Following the festivities of Monday’s annual lighting of the Christmas tree, Trinity Belles continued the spreading of college Christmas spirit with their sold-out performance of Sleigh Belles Sing in the Grand Social on Tuesday night. As Trinity’s only all-female acappella group, the Belles promised an intermingling of old classics, seasonal favourites, and new hits; a perfect combination for anyone seeking an enjoyable recess from the library.
The Grand Social proved ideal for such an intimate event; small enough to maintain an exciting atmosphere and yet big enough to allow for the fans the Belles have amassed since their founding in 2013. The event sold out quickly as those with tickets filtered inside and a lucky few purchased theirs at the door
Traversing genres with ease, the fifteen Belles on stage played off of one another well, creating the sense that not only was their performance a team-effort, but that it was an effort each member truly enjoyed being a part of. Performing for a little over half an hour, the Belles brought to life many crowd favourites: from the opening rendition of Meghan Trainor’s ‘Dear Future Husband’; to a creative mash-up of Pitch Perfect’s ‘Cups’ and Mika’s ‘Happy Ending’; to the blending of eighties classics and unconventional takes on old Christmas reliables.
A notable crowd-pleaser was a Spice Girls medley, led by Áine Flanagan, Arrah Valenzona, Sara Mitchell García, Sarah Keane, and Orla Gormley. Sara and the Belles’ rendition of ‘Viva Forever’ deserves a special mention for bringing a surprisingly emotive note to an otherwise upbeat, vibrant line-up. The Belles fed off of their audience’s enjoyment and the energy of the group perhaps reached its strength in their performance of Trainor’s ‘No’. Expertly led by Áine Flanagan and Naoise Whearity, this a cappella twist on contemporary pop was spirited and animated, with each member on stage bringing their own energy to the dynamic.

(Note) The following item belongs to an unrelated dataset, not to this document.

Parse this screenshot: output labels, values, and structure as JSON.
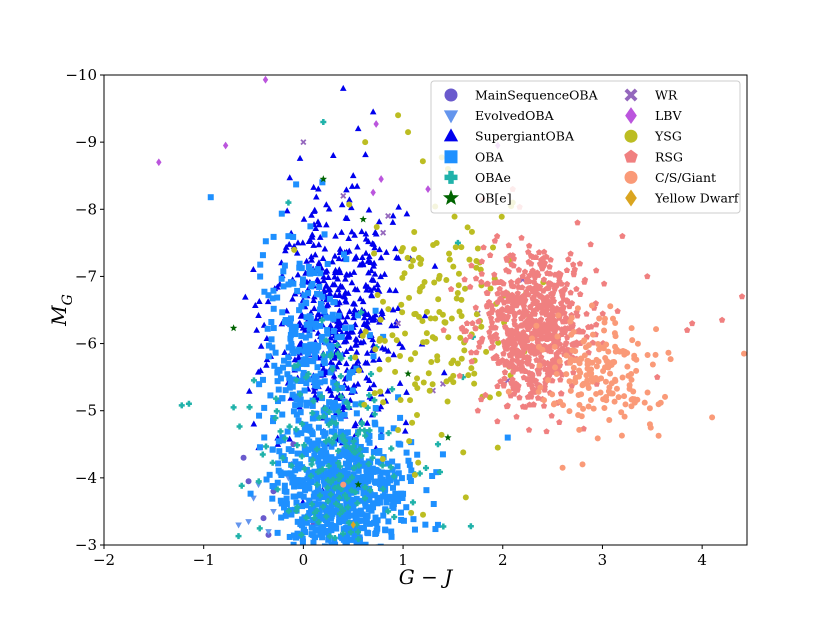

For a reasonable €3 admission, the Belles were a treat to behold, smiling, singing, and happily engaging with their audience. Finishing up arguably too soon, a much desired encore came in the form of something they “just happened to also have prepared”: a memorable amalgam of ‘12 Days of Christmas’ and Toto’s ‘Africa’ – so seamless it created a sense that the unlikely pairing was, in actuality, wholly natural.
As a festive event, Sleigh Belles Sing sacrificed a repertoire of familiar Christmas carols in favour of a creative and eclectic presentation, light enough on the Christmas classics that any Scrooges in the audience should not have been too perturbed. The talent of the Belles is obvious, and like a puppy, not just for Christmas.